No Shelter From the Coming Storm

I can hear breath go in and out or is that the sound of a lost cause? I feel my lungs expand with the ever present doubt that they will fill to the brim with the oxygen I need to survive. I can hear the blood rushing through my ears. Pulsing like an electric shock through to my teeth. My heart beats inside my head like the faint tapping of the police at the door. Yes I can hear all that banging. I barely see the people walking by, gazing down at me. They provide me with a passing glance as they pour a handful of soil into my grave. Walking by, judging my position in life- six feet under, five bags deep.

I feel them slip the oxygen into my nose. Into? Out? I'm confused now. I feel the cold stainless steel against my air as the push me into the back of the ambulance. I see the scrubbed white walls as the wheel me down the hall. I try to reach up but I am shackled to the gurney. "We are taking you into surgery now. Count backwards from 10, 9, 8..."I feel the prick in my arm. I wake up to blood soaked bandages. I feel a tightness in my arm. "Can I call my mother?" I start to tremble from the anesthesia. 

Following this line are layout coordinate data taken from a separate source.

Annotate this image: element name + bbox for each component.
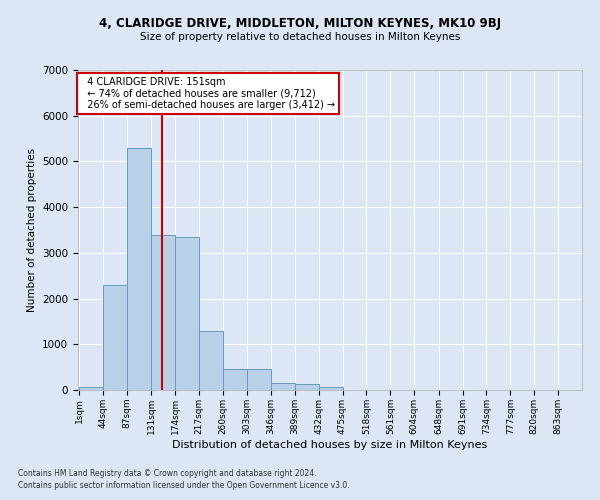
Text: Contains HM Land Registry data © Crown copyright and database right 2024.: Contains HM Land Registry data © Crown c… bbox=[18, 468, 317, 477]
Bar bbox=[151, 234, 175, 390]
Bar bbox=[223, 370, 247, 390]
Bar bbox=[199, 330, 223, 390]
Text: 4 CLARIDGE DRIVE: 151sqm
  ← 74% of detached houses are smaller (9,712)
  26% of: 4 CLARIDGE DRIVE: 151sqm ← 74% of detach… bbox=[82, 77, 335, 110]
Bar bbox=[247, 370, 271, 390]
Bar bbox=[79, 387, 103, 390]
Bar bbox=[319, 386, 343, 390]
Bar bbox=[127, 148, 151, 390]
Bar bbox=[271, 383, 295, 390]
Bar bbox=[103, 285, 127, 390]
Bar bbox=[295, 384, 319, 390]
Text: 4, CLARIDGE DRIVE, MIDDLETON, MILTON KEYNES, MK10 9BJ: 4, CLARIDGE DRIVE, MIDDLETON, MILTON KEY… bbox=[99, 18, 501, 30]
Text: Contains public sector information licensed under the Open Government Licence v3: Contains public sector information licen… bbox=[18, 481, 350, 490]
Text: Size of property relative to detached houses in Milton Keynes: Size of property relative to detached ho… bbox=[140, 32, 460, 42]
Y-axis label: Number of detached properties: Number of detached properties bbox=[26, 148, 37, 312]
Bar bbox=[175, 237, 199, 390]
X-axis label: Distribution of detached houses by size in Milton Keynes: Distribution of detached houses by size … bbox=[172, 440, 488, 450]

I was laying on the ground, dreaming of him/her/them. Not the ground, like looking at the cloud on your grandmother's porch in the summertime. I was laying on the concrete, dreaming of the afternoon you pushed my hair gently behind my ear. You promised me everything was going to be okay as you squeezed my shoulders. I was sick that morning/day/night/decade. I didn't have the motion to go another step. You gestured that you would come back for me. Did you ever? I didn't leave that spot for hours upon hours, thinking I didn't want to miss you. Believing you would come back with my dope or my money. I believe you never did.

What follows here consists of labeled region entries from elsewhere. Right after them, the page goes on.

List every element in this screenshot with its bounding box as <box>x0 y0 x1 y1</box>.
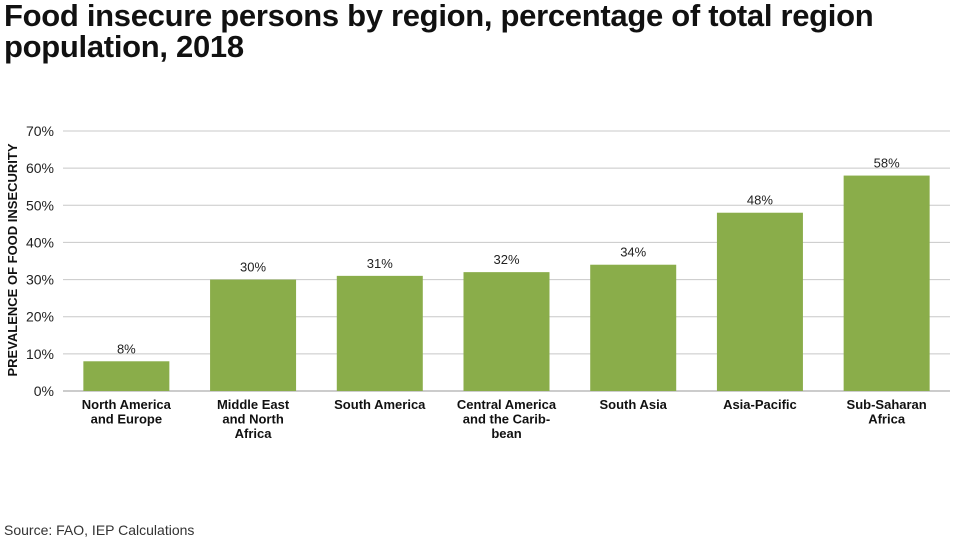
y-axis-ticks: 0% 10% 20% 30% 40% 50% 60% 70% <box>26 123 54 399</box>
data-label: 58% <box>874 156 900 171</box>
y-tick-label: 40% <box>26 234 54 250</box>
data-labels: 8% 30% 31% 32% 34% 48% 58% <box>117 156 900 357</box>
x-category-label: Middle East <box>217 397 290 412</box>
y-tick-label: 0% <box>34 383 54 399</box>
source-note: Source: FAO, IEP Calculations <box>4 522 195 538</box>
chart-title: Food insecure persons by region, percent… <box>4 0 874 64</box>
data-label: 8% <box>117 341 136 356</box>
x-category-label: North America <box>82 397 172 412</box>
y-tick-label: 10% <box>26 346 54 362</box>
bar <box>210 279 297 391</box>
data-label: 30% <box>240 260 266 275</box>
bars <box>83 175 930 391</box>
data-label: 32% <box>493 252 519 267</box>
y-axis-label: PREVALENCE OF FOOD INSECURITY <box>5 143 20 376</box>
x-category-label: and North <box>222 412 283 427</box>
data-label: 48% <box>747 193 773 208</box>
y-tick-label: 60% <box>26 160 54 176</box>
bar <box>336 275 423 391</box>
data-label: 34% <box>620 245 646 260</box>
bar <box>843 175 930 391</box>
bar <box>463 272 550 391</box>
x-category-label: and the Carib- <box>463 412 550 427</box>
x-category-label: South Asia <box>600 397 668 412</box>
x-category-label: South America <box>334 397 426 412</box>
x-category-label: Africa <box>235 426 273 441</box>
x-category-label: Sub-Saharan <box>847 397 927 412</box>
bar <box>83 361 170 391</box>
y-tick-label: 50% <box>26 197 54 213</box>
x-category-label: Central America <box>457 397 557 412</box>
y-tick-label: 70% <box>26 123 54 139</box>
y-tick-label: 20% <box>26 309 54 325</box>
data-label: 31% <box>367 256 393 271</box>
x-category-label: and Europe <box>91 412 163 427</box>
x-category-label: bean <box>491 426 521 441</box>
bar <box>716 212 803 391</box>
bar <box>590 264 677 391</box>
x-category-label: Asia-Pacific <box>723 397 797 412</box>
y-tick-label: 30% <box>26 272 54 288</box>
x-category-label: Africa <box>868 412 906 427</box>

I was trying to find a vein. Here a poke, there a poke, everywhere a poke. Is it worse to have money and no way to get drugs or drugs and no way to find a vein? Blood trickles into my new socks. When I stand up, I see the future. No rest for the weary, no shelter from the coming storm. 

     I took my depression jammies off just for you. 

Comments

  1. Tracey, your writing has had a huge impact on me. After reading about your experiences, I started volunteering at a harm reduction program here in SF, and I want to get trained on how to administer Narcan. Your perspectives are always thought-provoking and appreciated.